American Iron and Steel Institute Says Climate Bill as Passed by House Puts Steel Industry at Competitive Disadvantage; Bill Must Have Important Modifications as it Heads to the Senate
/PRNewswire/ -- The American Iron and Steel Institute (AISI) expressed its disappointment today over the House passage of the American Clean Energy and Security Act of 2009.
"We believe this bill has moved at a rushed pace that has not allowed for full debate of provisions that are critical to the steel industry, which was clearly underscored by the fact that the bill passed in the House by only seven votes," said Thomas J. Gibson, AISI president and CEO. "The bill, as passed, will need important modifications as it moves through the Senate.

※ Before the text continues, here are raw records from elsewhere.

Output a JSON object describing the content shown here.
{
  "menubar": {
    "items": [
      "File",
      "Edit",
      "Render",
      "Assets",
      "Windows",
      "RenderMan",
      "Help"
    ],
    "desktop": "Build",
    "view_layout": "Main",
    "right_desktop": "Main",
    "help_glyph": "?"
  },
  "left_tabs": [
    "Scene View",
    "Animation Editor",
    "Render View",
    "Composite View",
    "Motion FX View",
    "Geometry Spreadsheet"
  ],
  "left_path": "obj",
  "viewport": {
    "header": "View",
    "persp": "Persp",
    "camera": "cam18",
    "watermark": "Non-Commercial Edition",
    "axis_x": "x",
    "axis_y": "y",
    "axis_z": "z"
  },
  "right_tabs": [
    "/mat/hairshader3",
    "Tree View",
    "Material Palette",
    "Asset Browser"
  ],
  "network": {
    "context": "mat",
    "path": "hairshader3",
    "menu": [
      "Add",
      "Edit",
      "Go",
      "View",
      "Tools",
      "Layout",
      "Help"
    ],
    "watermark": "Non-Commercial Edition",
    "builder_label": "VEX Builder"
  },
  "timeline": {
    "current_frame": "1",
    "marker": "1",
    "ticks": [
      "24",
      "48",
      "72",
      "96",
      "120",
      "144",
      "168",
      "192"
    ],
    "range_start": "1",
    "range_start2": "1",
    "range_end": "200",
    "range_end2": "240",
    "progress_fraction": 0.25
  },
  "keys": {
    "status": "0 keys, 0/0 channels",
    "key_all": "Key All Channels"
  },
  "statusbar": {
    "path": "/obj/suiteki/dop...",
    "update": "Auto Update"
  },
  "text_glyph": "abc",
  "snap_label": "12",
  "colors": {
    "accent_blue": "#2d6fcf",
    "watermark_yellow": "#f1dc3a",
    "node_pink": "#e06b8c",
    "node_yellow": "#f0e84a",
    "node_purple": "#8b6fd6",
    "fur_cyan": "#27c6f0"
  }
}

"We appreciate the hard work of Congressmen Doyle and Inslee and we look forward to continuing our work with them as this legislation moves through the process," said Gibson. "However, we can say - with certainty - that if this bill is enacted as it presently stands, U.S. steelmakers and our workers will be at a significant competitive disadvantage in the global marketplace. Several modifications must be made to achieve the bill's stated purpose of avoiding job loss and emission migration to overseas markets."
One area of the bill that needs to be modified, Gibson said, relates to recognizing the challenges of energy intensive industries.
"With this bill, all forms of energy - coal, natural gas, biomass and electricity - have the potential to suffer a dramatic cost increase due to fuel switching, deployment of waste gas capture/regeneration technology, carbon capture and sequestration technology, and wind, solar and other clean energy technologies. Energy intensive industries should be rebated allowances to recover consequential cost increases resulting from this legislation, and not just emissions costs," he said.
"Currently, the bill does not contain a meaningful border adjustment mechanism and has a significant lag before any assessment of comparable action by our trading partners is made," Gibson said. "The legislation would clearly be inadequate to ensure that the new costs placed on steel and other trade-sensitive manufacturers would also be borne by imports," he said. "As currently written, the border mechanism would be wholly ineffective and would simply lead to the substitution of imported products (from countries with no or far lesser environmental standards) for domestic production - undermining both the environmental objective of the bill and the competitiveness of U.S. products."
Another area of concern in the House bill, Gibson said, is the arbitrary formula used to lower the emissions allowance schedule to energy-intensive manufacturers below 15 percent after beginning in 2015. This deprives energy-intensive manufacturers of nearly one billion allowances over the life of the program, he said. Energy-intensive manufacturers should receive the same emissions allowance schedule that is applied to every other recipient of emission allowances, he noted.